17.10.2017

von DRK B° RB

DRK-Hospitalschiff Helgoland

Jubiläum: 45 Jahre DRK-Hospitalschiff Helgoland. Das "weiße Schiff der Hoffnung" half im Vietnamkrieg 80.000 Menschen

Rotes Kreuz

Vor 45 Jahren, im Jahr 1972, endete einer der größten und längsten Hilfseinsätze des Deutschen Roten Kreuzes: der Einsatz des Hospitalschiffs Helgoland vor der Küste von Vietnam. „Mit Stolz und Freude schauen wir zurück auf diesen Einsatz. Die Besatzung der Helgoland setzte damit ein Zeichen für die Menschlichkeit – und das inmitten des grausamen Vietnamkrieges. Neutral und unabhängig Hilfe zu leisten, wie es den Grundsätzen des Deutschen Roten Kreuzes entspricht, hat auch heute nichts an Aktualität eingebüßt. Angesichts der vielen Krisen und bewaffneten Konflikte weltweit ist humanitäre Hilfe heute so wichtig und notwendig wie damals“, sagt DRK-Präsident Dr. Rudolf Seiters. 

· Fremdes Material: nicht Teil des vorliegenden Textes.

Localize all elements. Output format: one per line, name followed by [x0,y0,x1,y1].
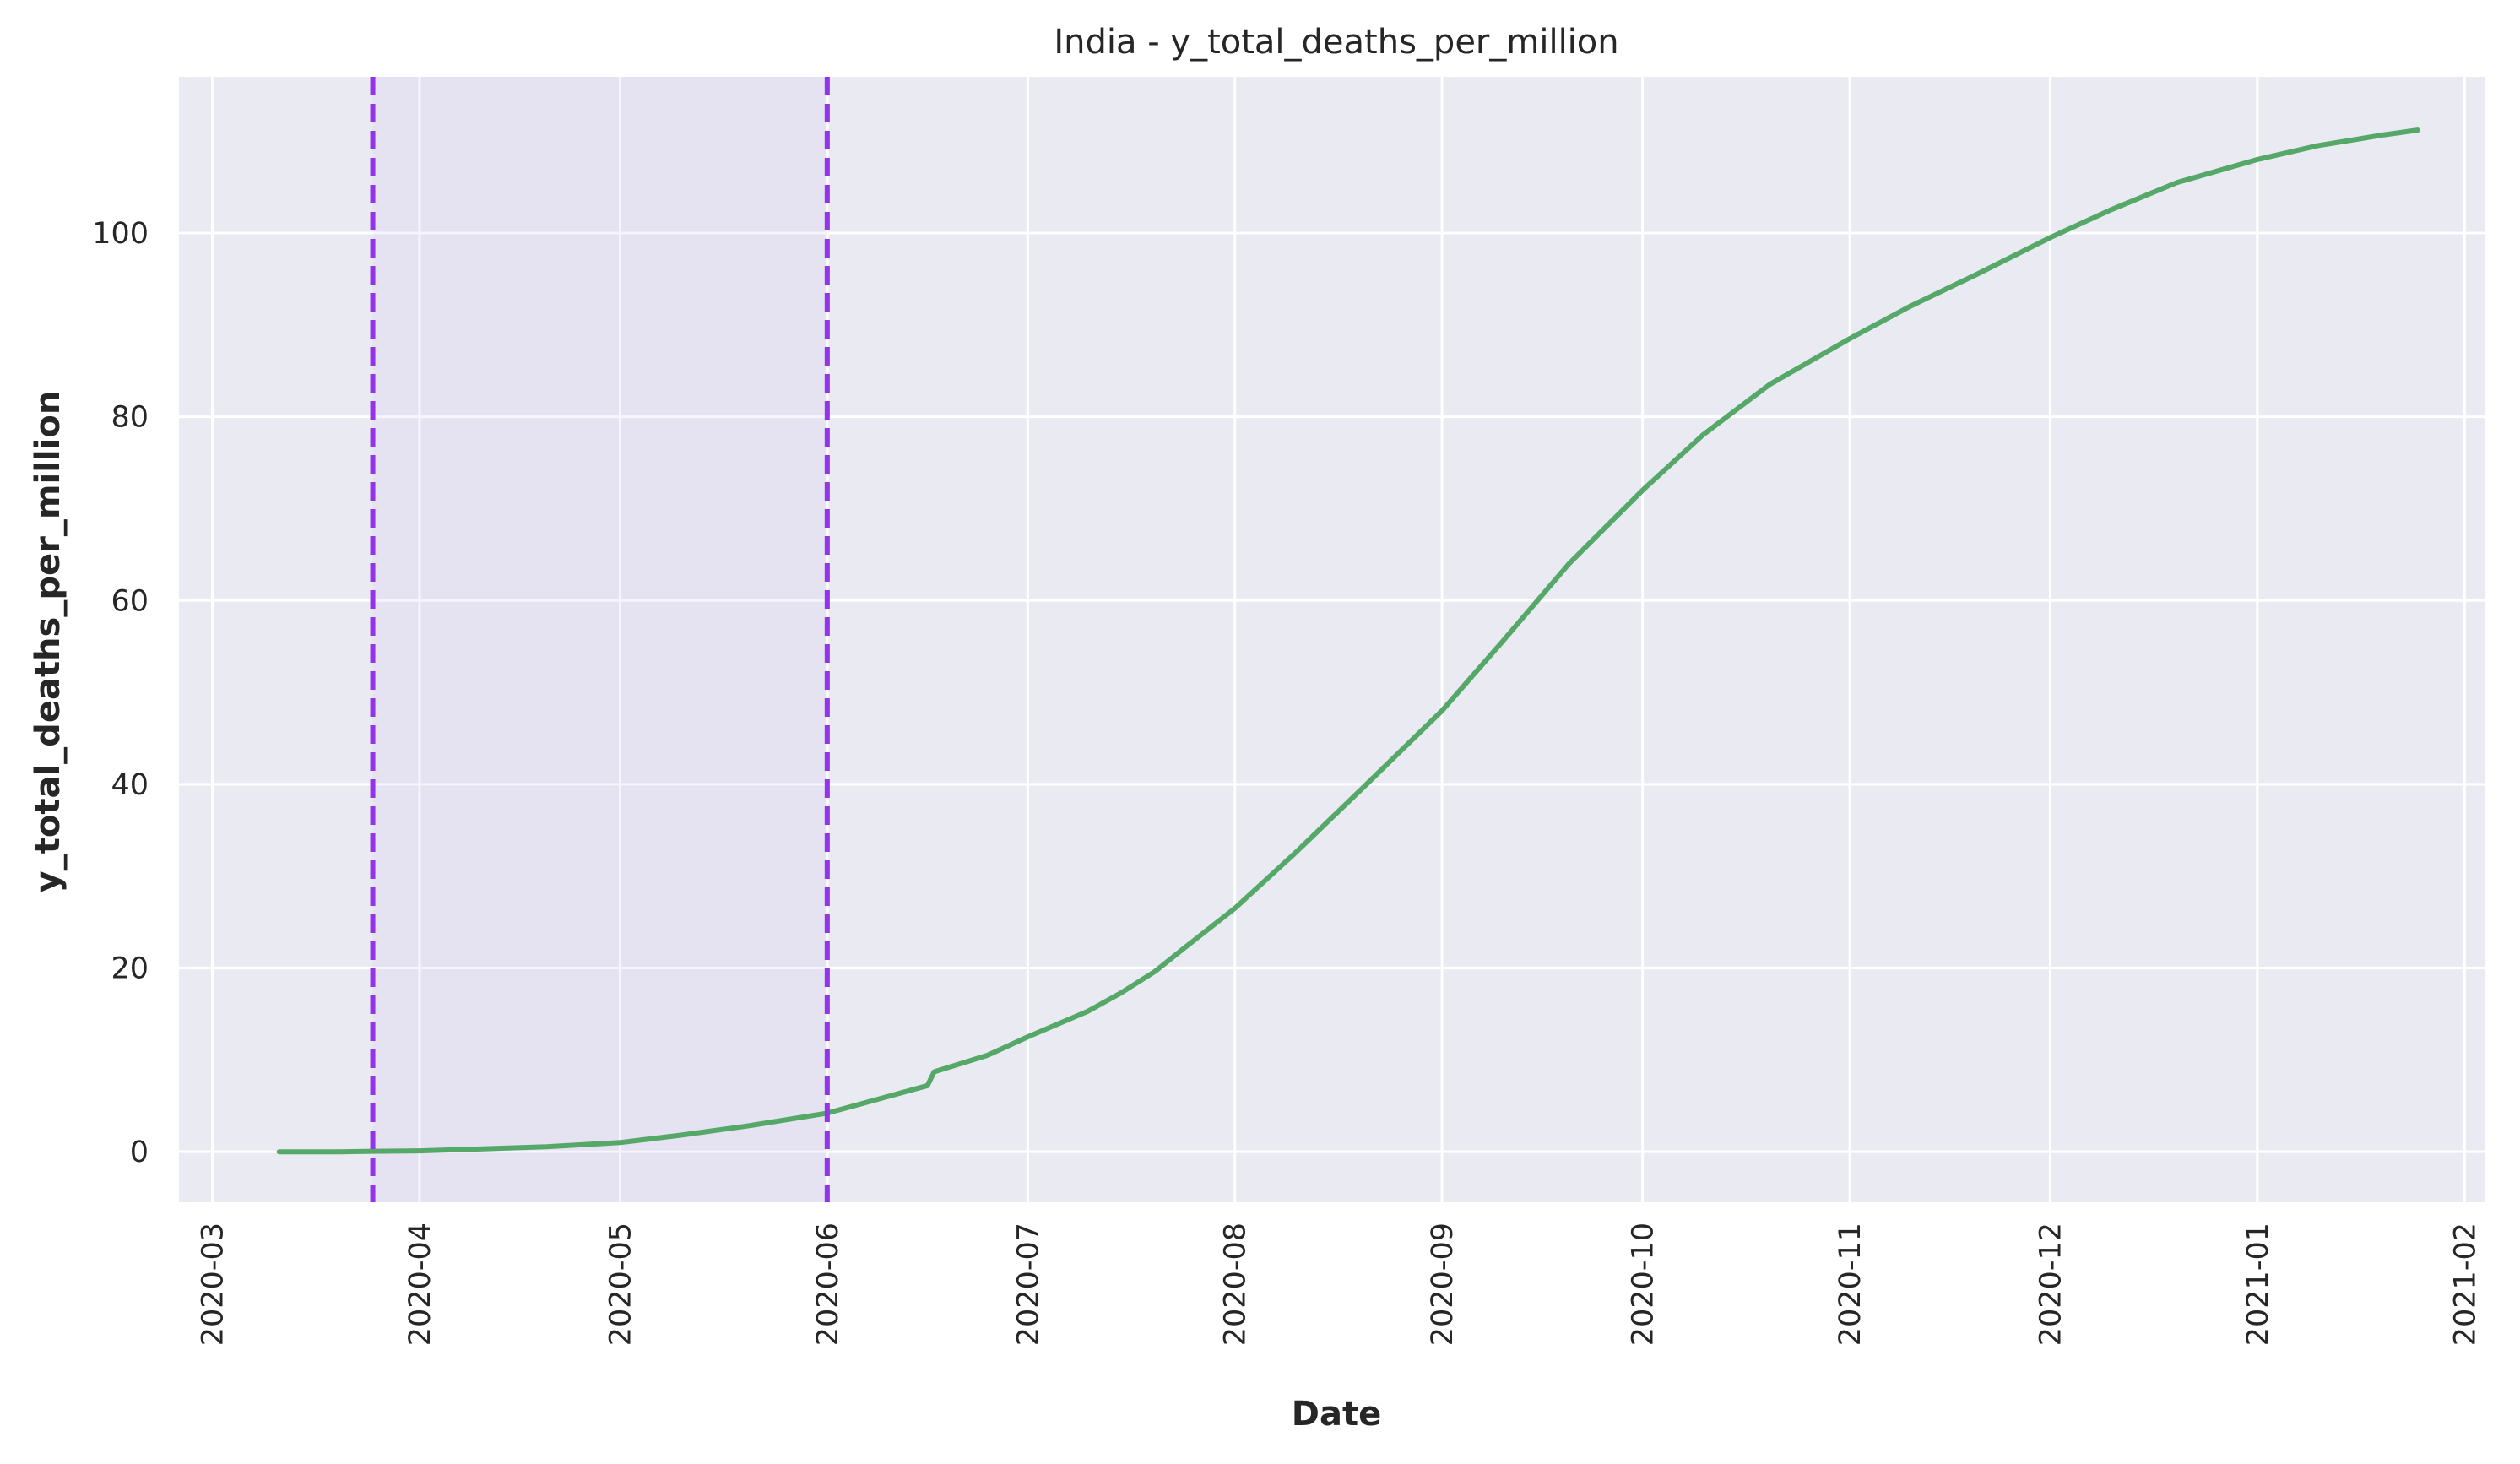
grid [179,77,2485,1202]
y-tick-label: 0 [130,1136,149,1169]
y-tick-label: 40 [111,768,149,802]
y-tick-label: 100 [92,217,149,251]
x-axis-label: Date [1292,1395,1381,1434]
series-line [276,127,2420,1155]
x-tick-label: 2020-09 [1426,1223,1460,1346]
x-tick-label: 2020-10 [1627,1223,1661,1346]
x-tick-label: 2020-03 [197,1223,230,1346]
y-axis-label: y_total_deaths_per_million [29,391,68,893]
x-tick-label: 2020-04 [404,1223,437,1346]
y-tick-label: 20 [111,952,149,986]
x-tick-label: 2021-02 [2448,1223,2482,1346]
highlight-span [372,77,827,1202]
highlight-span-layer [372,77,827,1202]
y-tick-label: 80 [111,401,149,435]
x-tick-label: 2021-01 [2241,1223,2275,1346]
x-tick-label: 2020-12 [2034,1223,2067,1346]
x-tick-label: 2020-05 [604,1223,637,1346]
x-tick-label: 2020-06 [811,1223,845,1346]
x-tick-label: 2020-08 [1219,1223,1253,1346]
y-tick-label: 60 [111,584,149,618]
chart-title: India - y_total_deaths_per_million [1054,23,1618,62]
plot-area [179,77,2485,1202]
series-layer [276,127,2420,1155]
x-tick-label: 2020-11 [1834,1223,1867,1346]
tick-labels: 2020-03 2020-04 2020-05 2020-06 2020-07 2020-… [92,217,2482,1346]
x-tick-label: 2020-07 [1011,1223,1045,1346]
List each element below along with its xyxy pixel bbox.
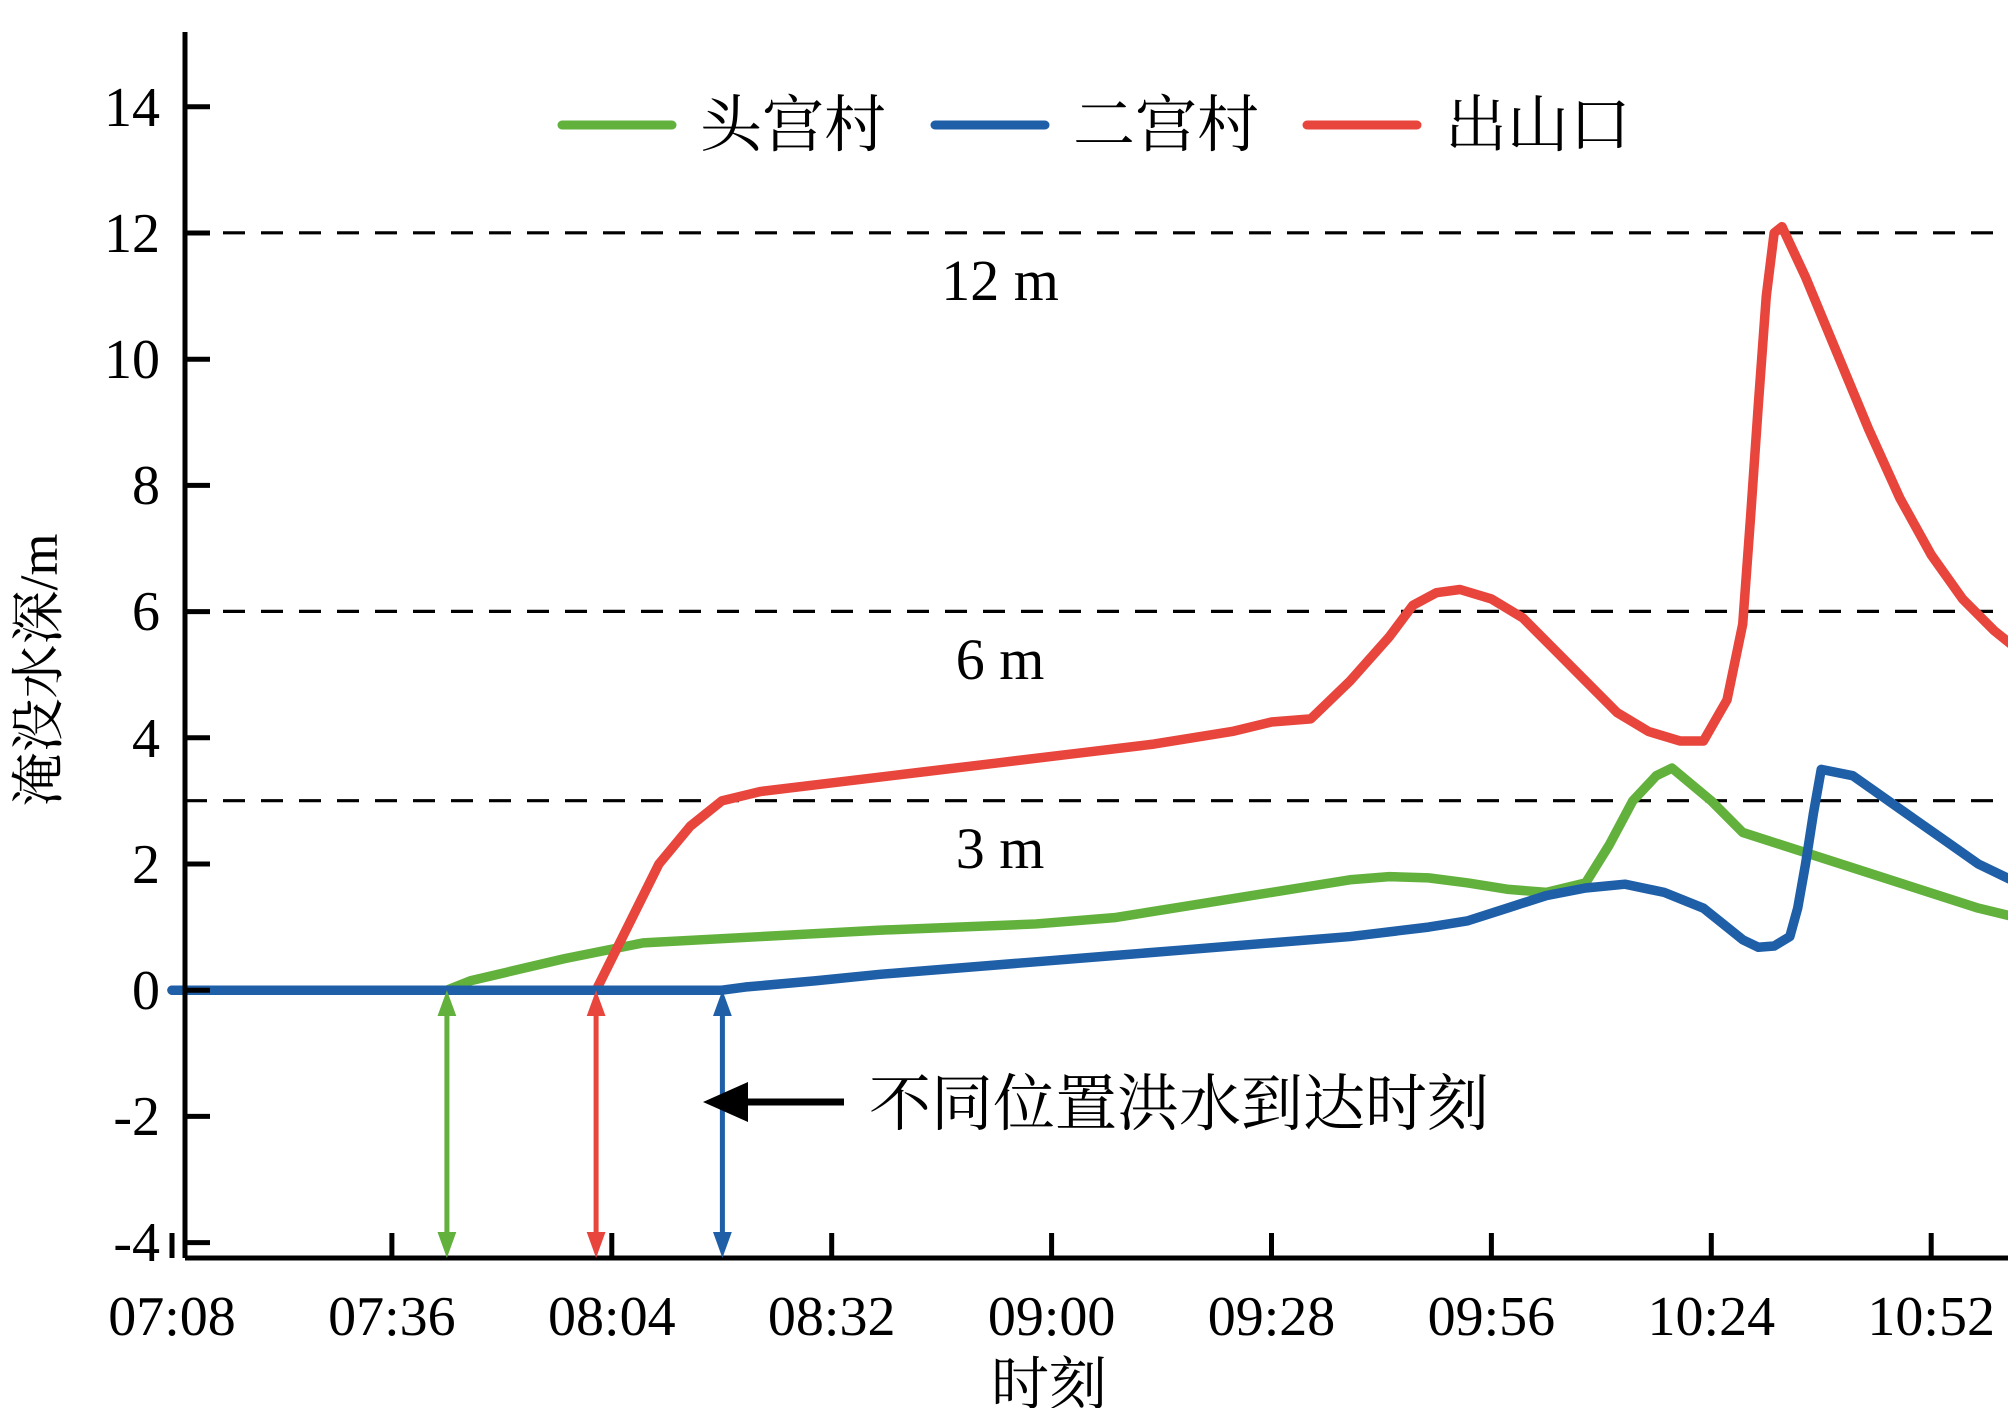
svg-text:10:24: 10:24 <box>1648 1286 1776 1348</box>
svg-text:12: 12 <box>104 203 160 265</box>
svg-text:时刻: 时刻 <box>991 1352 1107 1408</box>
svg-text:0: 0 <box>132 960 160 1022</box>
svg-text:-4: -4 <box>113 1212 160 1274</box>
svg-text:淹没水深/m: 淹没水深/m <box>9 533 69 806</box>
svg-text:不同位置洪水到达时刻: 不同位置洪水到达时刻 <box>869 1071 1489 1139</box>
svg-text:08:32: 08:32 <box>768 1286 896 1348</box>
svg-text:3 m: 3 m <box>956 816 1045 881</box>
svg-text:12 m: 12 m <box>941 248 1059 313</box>
svg-text:二宫村: 二宫村 <box>1073 92 1259 160</box>
svg-text:头宫村: 头宫村 <box>700 92 886 160</box>
svg-text:10: 10 <box>104 329 160 391</box>
svg-text:07:08: 07:08 <box>108 1286 236 1348</box>
svg-text:6 m: 6 m <box>956 627 1045 692</box>
svg-text:07:36: 07:36 <box>328 1286 456 1348</box>
svg-text:8: 8 <box>132 455 160 517</box>
svg-text:09:56: 09:56 <box>1428 1286 1556 1348</box>
svg-text:10:52: 10:52 <box>1867 1286 1995 1348</box>
svg-text:-2: -2 <box>113 1086 160 1148</box>
svg-text:6: 6 <box>132 581 160 643</box>
svg-text:出山口: 出山口 <box>1445 92 1631 160</box>
svg-text:4: 4 <box>132 708 160 770</box>
svg-text:2: 2 <box>132 834 160 896</box>
svg-text:08:04: 08:04 <box>548 1286 676 1348</box>
svg-text:14: 14 <box>104 77 160 139</box>
svg-text:09:00: 09:00 <box>988 1286 1116 1348</box>
svg-text:09:28: 09:28 <box>1208 1286 1336 1348</box>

Im Oktober 1966 war die Helgoland im Auftrag der Bundesregierung nach Vietnam entsandt worden, um der notleidenden Zivilbevölkerung zu helfen. Das Deutsche Rote Kreuz übernahm die Trägerschaft. „Für die Menschen dort wurde das schwimmende Krankenhaus schnell zum ‚weißen Schiff der Hoffnung‘. Für die Mitarbeiterinnen und Mitarbeiter war es eine prägende Zeit“, sagt Seiters, der im Jahr 1970 als junger Abgeordneter im Rahmen einer Studienreise selbst in Vietnam zu einem Besuch an Bord war: "Ich war unglaublich beeindruckt von der Hilfe, die Verwundete auf der Helgoland bekamen, und wie die Schwestern und das Personal mit den Verletzten umgingen: Es wurde nicht gefragt, ob Freund oder Feind.“

Viele Patienten hatten schlimmste Kriegsverletzungen. Fast täglich kamen Menschen, die ohne die Hilfe der Helgoland verloren gewesen wären. Das etwa 130-köpfige Team an Bord war ständig gefordert: Acht Ärzte operierten im Schichtbetrieb,18 Rotkreuzschwestern sowie medizinisch-technische Assistenten versorgten die Kranken und Verletzten in den 150 zur Verfügung stehenden Betten, die immer belegt waren. Unterstützung leisteten etwa 70 vietnamesische Wäscher, Köche, Dolmetscher und Krankenschwestern. Die Mission der Helgoland wurde von allen Konfliktparteien anerkannt oder zumindest stillschweigend respektiert. Obwohl das Schiff mitten im Kriegsgebiet lag, wurde es während des mehr als fünfjährigen Einsatzes niemals angegriffen.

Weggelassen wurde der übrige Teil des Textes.